送走三人,江松闭门落锁。
一转身,恰巧与卧室门口的男人视线相触。
“姿色上乘,但口碑有瑕,坊间传闻撷采万花,是个出了名的玩咖。”
裴时月斜倚着房门,自嘲般扯了扯嘴角。
“没冤枉你。”
江松解开Burberry风衣腰封,脱下来顺手扔到沙发上。
内搭卡其色齐膝包臀裙,突出腰线,勾勒出前凸后翘好身材。
下一秒,包臀裙落在风衣上面。
江松晃着一双大白腿径直走向浴室。
热水从头顶浇筑而下,打在肌肤上,翻起细小的水花。
心中烦闷也被水流不断冲刷,江松吐出一口气,揉了揉有些发痛的太阳穴。
不久,后背贴上来一具滚烫的身体,男人比她高出一个头,似一座大山笼在身后。
“江松,你调查过我?”
“裴总太看得起自己了,您那名声都坏的没边了,哪还用得着我去调查。”
裴时月的手掌落在纤细的腰上,拇指按着两处明显的腰窝:“我也没那么不堪吧?”
江松不想跟他谈这个,纠结过往不是她的处事作风,可裴时月偏偏那么烦人,一直揪着话题不放。
“我其实挺注意的,也不是什么女人都看得上。”
还讲,烦不烦?
“而且平常工作那么忙,也不是很重欲。”
有完没完?
“撷采万花这词太严重了,都是外人瞎传的。”
够了!
“裴时月,先不说你在外滩养了两个金丝雀,单说一夜情对象,你经历过的没有十个也有八个了吧,你床上规矩多、爱玩处那是你的自由,若我现在告诉你我不是第一次了,你还下得去嘴吗?”
裴时月手指一僵,闻言面若寒霜:“我只是在向你解释坊间传闻不实,你说这种话做什么。”
“然后呢?解释完又能改变得了什么?是能让你恢复处男身,还是能让我踹了商引转而嫁给你?”
江松关闭花洒,从置物架上取出沐浴露,在手心挤出一团绵密的泡沫。
“我说过的,你没必要说一些无关紧要的话,我们俩现在的关系,说白了连炮友都算不上。
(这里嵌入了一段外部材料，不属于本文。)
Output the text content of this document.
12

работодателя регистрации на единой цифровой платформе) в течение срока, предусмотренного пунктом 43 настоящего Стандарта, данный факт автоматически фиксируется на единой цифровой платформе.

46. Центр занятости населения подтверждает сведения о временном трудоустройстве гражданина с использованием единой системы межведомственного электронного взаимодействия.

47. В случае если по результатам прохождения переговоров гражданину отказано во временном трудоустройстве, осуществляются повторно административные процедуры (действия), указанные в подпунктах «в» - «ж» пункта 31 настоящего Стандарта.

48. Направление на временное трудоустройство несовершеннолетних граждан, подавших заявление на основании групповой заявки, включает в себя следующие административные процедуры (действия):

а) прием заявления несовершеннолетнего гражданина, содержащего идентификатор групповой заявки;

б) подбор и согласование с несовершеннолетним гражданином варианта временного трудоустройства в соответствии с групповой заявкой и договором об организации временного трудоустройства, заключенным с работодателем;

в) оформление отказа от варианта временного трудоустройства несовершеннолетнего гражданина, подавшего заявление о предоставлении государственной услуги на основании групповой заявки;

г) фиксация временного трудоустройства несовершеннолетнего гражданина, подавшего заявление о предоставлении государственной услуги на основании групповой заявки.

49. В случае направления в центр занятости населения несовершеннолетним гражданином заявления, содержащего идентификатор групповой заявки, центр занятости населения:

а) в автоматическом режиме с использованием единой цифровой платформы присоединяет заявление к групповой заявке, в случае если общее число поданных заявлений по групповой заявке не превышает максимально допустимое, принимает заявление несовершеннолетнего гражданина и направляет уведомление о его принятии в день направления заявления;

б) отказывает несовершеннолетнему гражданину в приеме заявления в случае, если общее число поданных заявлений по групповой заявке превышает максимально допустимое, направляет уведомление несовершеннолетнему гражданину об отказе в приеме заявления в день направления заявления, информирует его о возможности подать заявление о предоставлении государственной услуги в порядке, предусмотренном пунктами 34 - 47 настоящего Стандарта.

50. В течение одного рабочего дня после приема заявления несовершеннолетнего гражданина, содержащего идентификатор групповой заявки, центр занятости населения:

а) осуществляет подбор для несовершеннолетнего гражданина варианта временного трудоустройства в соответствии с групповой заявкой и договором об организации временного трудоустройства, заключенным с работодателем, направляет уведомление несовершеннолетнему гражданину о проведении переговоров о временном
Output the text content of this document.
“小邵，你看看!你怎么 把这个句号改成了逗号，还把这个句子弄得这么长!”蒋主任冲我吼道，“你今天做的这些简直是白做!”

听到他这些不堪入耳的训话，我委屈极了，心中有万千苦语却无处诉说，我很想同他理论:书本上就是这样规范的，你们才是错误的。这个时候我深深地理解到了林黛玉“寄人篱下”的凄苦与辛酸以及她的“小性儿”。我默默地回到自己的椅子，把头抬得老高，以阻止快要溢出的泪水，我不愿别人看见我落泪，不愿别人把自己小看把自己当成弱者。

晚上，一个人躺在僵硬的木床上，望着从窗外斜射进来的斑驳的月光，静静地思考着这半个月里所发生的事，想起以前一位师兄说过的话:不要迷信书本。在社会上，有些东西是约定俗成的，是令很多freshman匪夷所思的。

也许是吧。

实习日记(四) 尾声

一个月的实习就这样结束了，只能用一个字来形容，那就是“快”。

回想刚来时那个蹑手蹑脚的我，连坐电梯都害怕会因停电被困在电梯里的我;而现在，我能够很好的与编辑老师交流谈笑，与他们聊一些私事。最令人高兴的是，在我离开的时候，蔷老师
刚才江老爷子的话你也听到了,江家外面光鲜亮丽,其实内里都烂透了,要靠卖孙女换人脉,我手里国松资本的股份只有百分之五,根本没能力抗衡家族安排,甚至我住的这套房都不是挂在我的名下。从十七岁重回江家至今,江歆意一直热衷于抢夺我的东西,不管我看得上看不上,只要是我的所有物她都要染指,这种畸形的亲缘关系你消化得了吗?如果有一天她主动爬你的床,你又能保证坐怀不乱吗?”
“在你心里,我是个什么都不挑的牲口吗?”
“你不是吗?之前对外宣称非处女不玩,现在又跑来我家上赶着当地下情人,裴总,你挑吗?”
太过分了,这种话太伤人。
江松背对裴时月,机械性地往身上打沐浴露。
“江松,你后悔了,是吗?”裴时月松开手,敛颌冷笑,“去港市考察了两个月,发现还是把商家当作靠山更稳固,你害怕有天会东窗事发,所以后悔答应和我保持情人关系了,是吗?”